O artigo tem como principal objetivo a construção de um diagnóstico da propriedade intelectual produzida pelos Institutos de Ciência e Tecnologia (ICT), do Estado de Minas Gerais, vinculados à Rede Mineira de Propriedade Intelectual (RMPI). Com o estudo, buscou-se mapear os depósitos realizados pelas ICTs junto ao Instituto Nacional de Propriedade Industrial (INPI), apresentar a produção intelectual dessas instituições, além de identificar os tipos de Propriedades Intelectuais mais recorrentes no Estado. O estudo foi desenvolvido no decorrer de 2018 e consiste em um dos produtos do projeto de pesquisa Apoio aos Núcleos de Inovação, sob fomento da Fundação de Amparo à Pesquisa do Estado de Minas Gerais (Fapemig). O referido projeto foi aprovado em 2017, com vigência até o ano de 2019.

Os autores explicam que os dados apresentados na publicação demonstram, entre outros resultados, que os depósitos de patentes são os tipos de Propriedade Intelectual de maior predomínio no âmbito das ICTs em Minas Gerais, que somam 1.004 propriedades registradas. “O estudo também evidencia que há uma integração entre as ICTs mineiras no que se refere à Propriedade Intelectual, ocasionada pelo fomento à pesquisa e ao desenvolvimento científico e tecnológico, com o objetivo de desenvolver produtos inovadores e, assim, melhorar a qualidade de vida da sociedade”, detalha Marina Rezende, uma das autoras do artigo.

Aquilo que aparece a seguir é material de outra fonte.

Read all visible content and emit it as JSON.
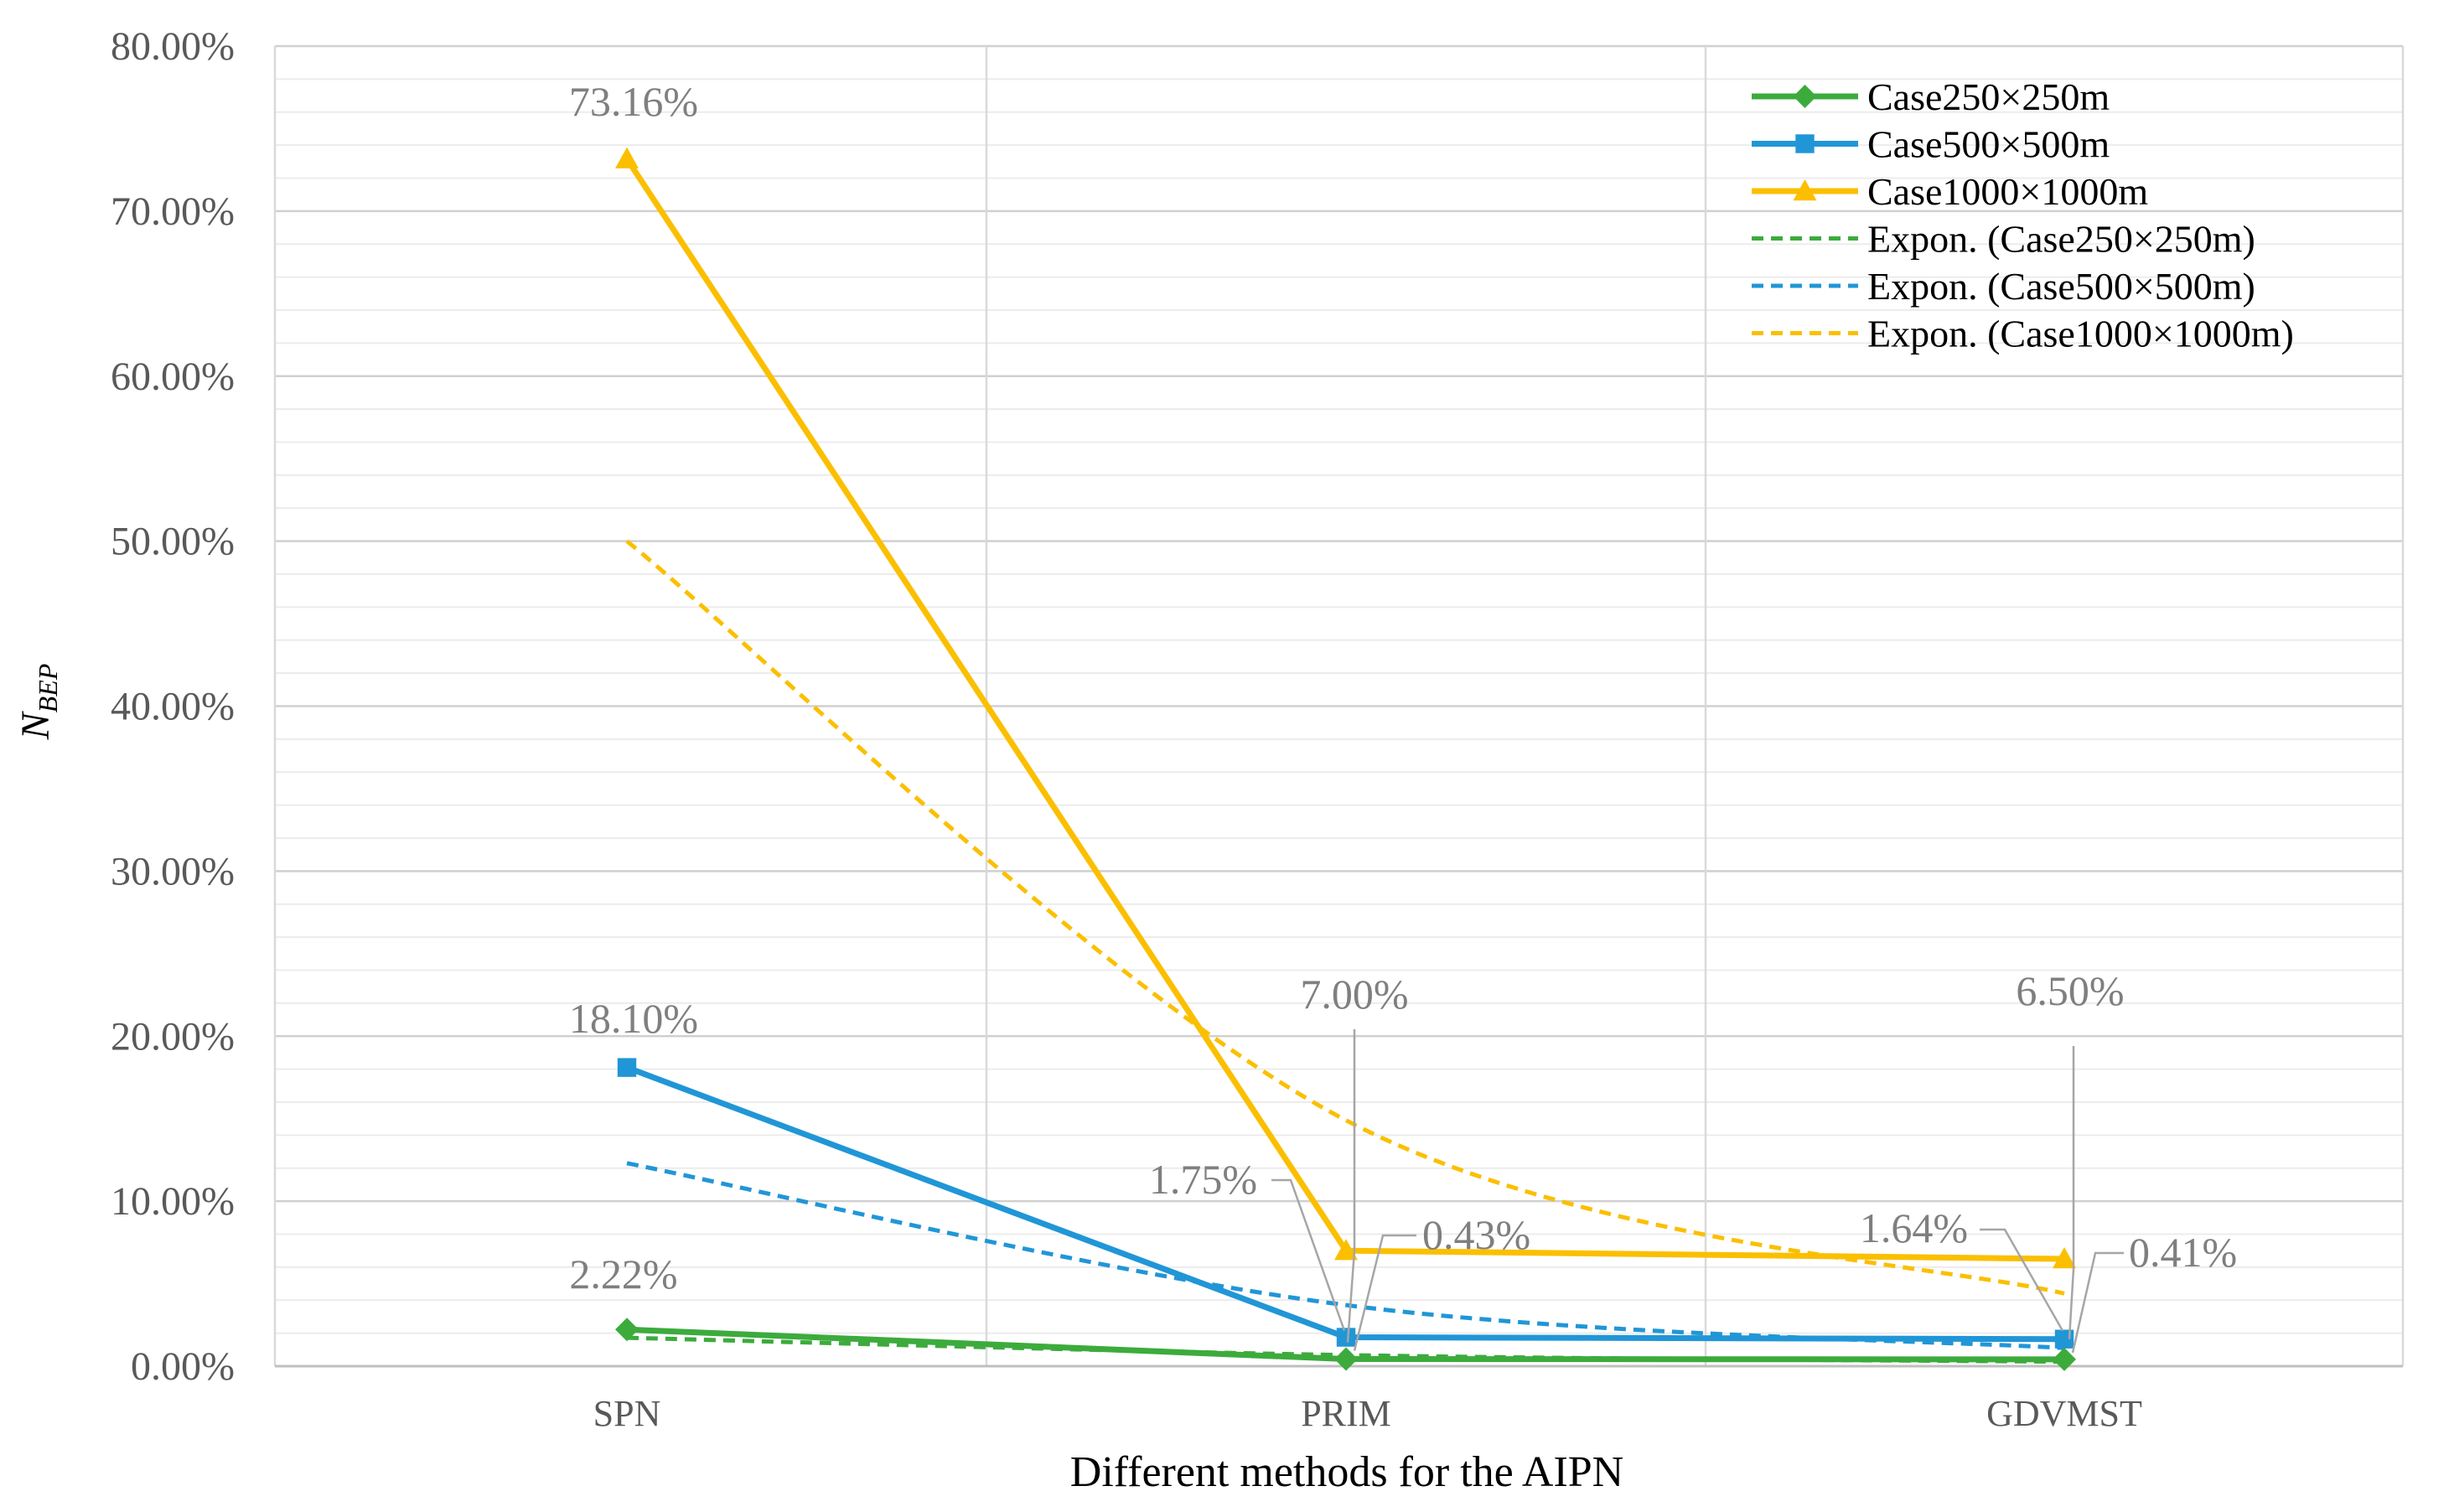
{
  "chart_data": {
    "type": "line",
    "categories": [
      "SPN",
      "PRIM",
      "GDVMST"
    ],
    "xlabel": "Different methods for the AIPN",
    "ylabel": "N",
    "ylabel_subscript": "BEP",
    "ylim": [
      0,
      0.8
    ],
    "y_tick_labels": [
      "0.00%",
      "10.00%",
      "20.00%",
      "30.00%",
      "40.00%",
      "50.00%",
      "60.00%",
      "70.00%",
      "80.00%"
    ],
    "grid": true,
    "legend_position": "top-right",
    "series": [
      {
        "name": "Case250×250m",
        "values": [
          0.0222,
          0.0043,
          0.0041
        ],
        "color": "#3cab3c",
        "marker": "diamond",
        "style": "solid"
      },
      {
        "name": "Case500×500m",
        "values": [
          0.181,
          0.0175,
          0.0164
        ],
        "color": "#2196d6",
        "marker": "square",
        "style": "solid"
      },
      {
        "name": "Case1000×1000m",
        "values": [
          0.7316,
          0.07,
          0.065
        ],
        "color": "#fbbf00",
        "marker": "triangle",
        "style": "solid"
      },
      {
        "name": "Expon. (Case250×250m)",
        "values": [
          0.0172,
          0.0067,
          0.0027
        ],
        "color": "#3cab3c",
        "style": "dashed"
      },
      {
        "name": "Expon. (Case500×500m)",
        "values": [
          0.123,
          0.037,
          0.011
        ],
        "color": "#2196d6",
        "style": "dashed"
      },
      {
        "name": "Expon. (Case1000×1000m)",
        "values": [
          0.5,
          0.149,
          0.044
        ],
        "color": "#fbbf00",
        "style": "dashed"
      }
    ],
    "data_labels": {
      "spn_1000": "73.16%",
      "spn_500": "18.10%",
      "spn_250": "2.22%",
      "prim_1000": "7.00%",
      "prim_500": "1.75%",
      "prim_250": "0.43%",
      "gdv_1000": "6.50%",
      "gdv_500": "1.64%",
      "gdv_250": "0.41%"
    }
  }
}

Registro de marcas, desenhos industriais, indicações geográficas, programas de computador e topografias de circuitos integrados, concessões de patentes e averbações de contratos de franquia e das modalidades de transferência de tecnologia: tudo isso são exemplos de proteção do conhecimento. De acordo com Marina, na sociedade atual, em que o conhecimento é percebido como diferencial competitivo, formalizar soluções técnicas que nasceram a partir de pesquisas é fundamental para garantir a inovação no país.

A Rede Mineira de Propriedade Intelectual (RMPI) é uma associação sem fins lucrativos que apoia as instituições científicas e tecnológicas do Estado de Minas Gerais na área de propriedade intelectual e de gestão da inovação, fortalecendo o desenvolvimento da proteção do conhecimento científico e tecnológico no Estado.